In contrast with the policy over the past two years, in which trade unions’ pay demands exceeded the productivity rate (CY0712019I), PEO assessed the course of the Cyprus economy as a whole and decided to return to a more moderate position. When highlighting the reasons for adopting a responsibly restrained policy, as PEO states in its announcement, it cited:

  • specific conditions created by the global financial crisis and more particularly the reduced rate of economic growth, with an estimated growth of -0.5% for 2009;
  • an unemployment rate which skyrocketed to almost 6% in September 2009 (CY0912019I);
  • the sudden reduction in state revenues;
  • a higher fiscal deficit and public debt.

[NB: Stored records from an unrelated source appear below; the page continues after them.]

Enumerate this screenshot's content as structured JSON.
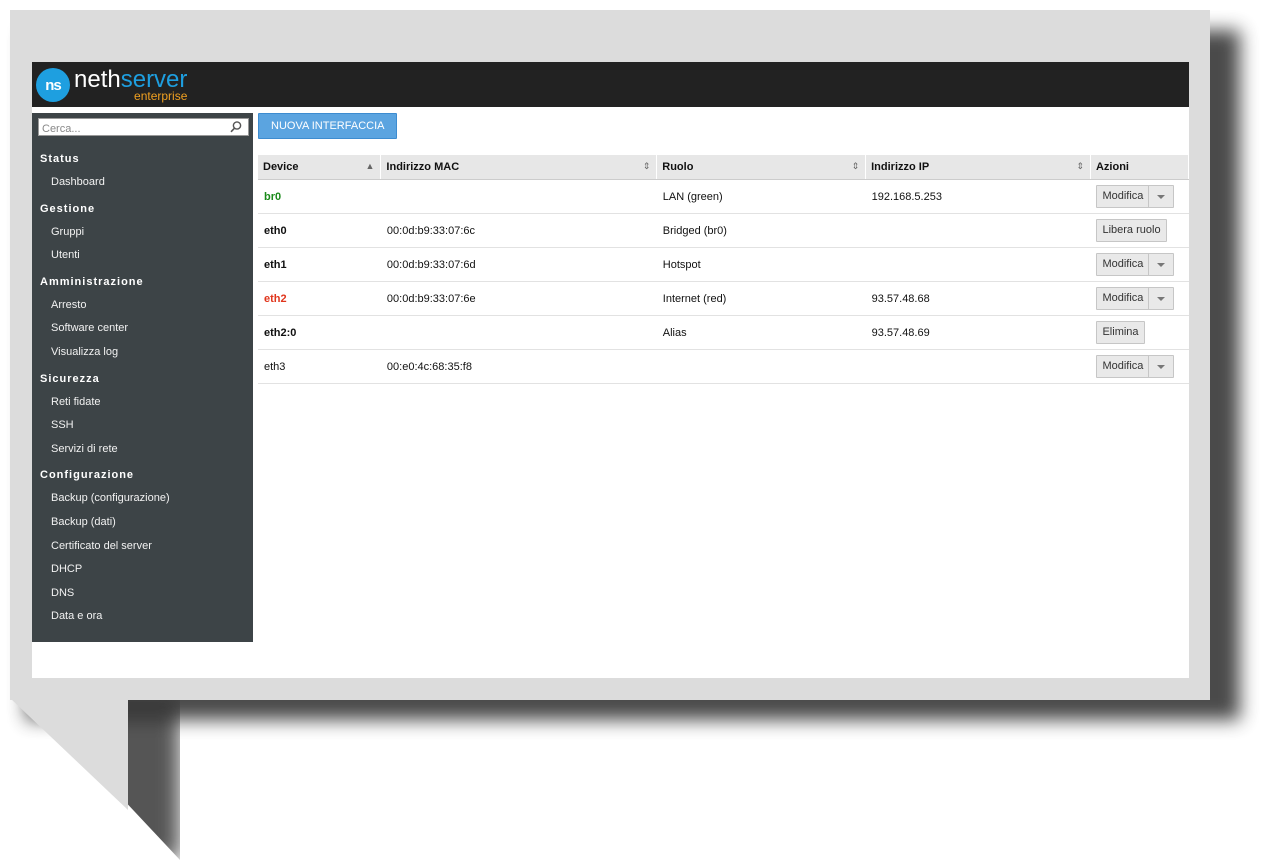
{
  "app": {
    "logo_badge": "ns",
    "logo_main_1": "neth",
    "logo_main_2": "server",
    "logo_sub": "enterprise",
    "brand_color": "#1e9fe0",
    "accent_color": "#f0a020"
  },
  "sidebar": {
    "search_placeholder": "Cerca...",
    "search_icon": "search-icon",
    "sections": [
      {
        "title": "Status",
        "items": [
          "Dashboard"
        ]
      },
      {
        "title": "Gestione",
        "items": [
          "Gruppi",
          "Utenti"
        ]
      },
      {
        "title": "Amministrazione",
        "items": [
          "Arresto",
          "Software center",
          "Visualizza log"
        ]
      },
      {
        "title": "Sicurezza",
        "items": [
          "Reti fidate",
          "SSH",
          "Servizi di rete"
        ]
      },
      {
        "title": "Configurazione",
        "items": [
          "Backup (configurazione)",
          "Backup (dati)",
          "Certificato del server",
          "DHCP",
          "DNS",
          "Data e ora"
        ]
      }
    ]
  },
  "main": {
    "new_button": "NUOVA INTERFACCIA",
    "columns": [
      "Device",
      "Indirizzo MAC",
      "Ruolo",
      "Indirizzo IP",
      "Azioni"
    ],
    "rows": [
      {
        "device": "br0",
        "mac": "",
        "role": "LAN (green)",
        "ip": "192.168.5.253",
        "action": "Modifica",
        "dropdown": true,
        "style": "green"
      },
      {
        "device": "eth0",
        "mac": "00:0d:b9:33:07:6c",
        "role": "Bridged (br0)",
        "ip": "",
        "action": "Libera ruolo",
        "dropdown": false,
        "style": "bold"
      },
      {
        "device": "eth1",
        "mac": "00:0d:b9:33:07:6d",
        "role": "Hotspot",
        "ip": "",
        "action": "Modifica",
        "dropdown": true,
        "style": "bold"
      },
      {
        "device": "eth2",
        "mac": "00:0d:b9:33:07:6e",
        "role": "Internet (red)",
        "ip": "93.57.48.68",
        "action": "Modifica",
        "dropdown": true,
        "style": "red"
      },
      {
        "device": "eth2:0",
        "mac": "",
        "role": "Alias",
        "ip": "93.57.48.69",
        "action": "Elimina",
        "dropdown": false,
        "style": "bold"
      },
      {
        "device": "eth3",
        "mac": "00:e0:4c:68:35:f8",
        "role": "",
        "ip": "",
        "action": "Modifica",
        "dropdown": true,
        "style": "plain"
      }
    ]
  }
}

In this context, although PEO’s priorities include protecting jobs as well as ensuring that collective agreements and labour legislation are enforced, it points out that the renewal of collective agreements should be achieved in a fair and reasonable manner so that workers are not left to bear the entire burden of the economic and financial crisis.

New policy targets

As far as the basic characteristics of the new policy are concerned, apart from the fundamental guideline for demanding basic increases in line with the average productivity rate over the past three years, PEO decided to pursue the following targets:

  • set minimum starting wages of new labour market entrants according to an evaluation of the various professions and occupations;
  • increase minimum starting wages so that they do not lag behind across-the-board pay increases;
  • promote across-the-board wage increases for the purpose of supporting people on low pay;
  • eliminate inequalities between men and women.

Addressing low pay

The positions of the Cyprus Workers’ Confederation (Συνομοσπονδία Εργαζομένων Κύπρου, SEK) made public on 10 December 2009 appear to be part of the same framework. More specifically, apart from setting basic wage increases at the national rate of productivity over the past three years, which according to SEK’s estimates has fluctuated at about 1.5%, SEK agrees that particular importance should be attached to boosting the incomes of people on low pay rates. Rejecting all scenarios for zero wage increases, SEK emphasises that the workers’ demands are fair and reasonable. Furthermore, the confederation considers that these demands do not threaten the robustness of the economy or public finances, particularly in light of the fact that during the second half of 2009 important increases took place in the prices of essential goods, workers received lower cost of living increases and paid higher contributions to the Social Insurance Fund.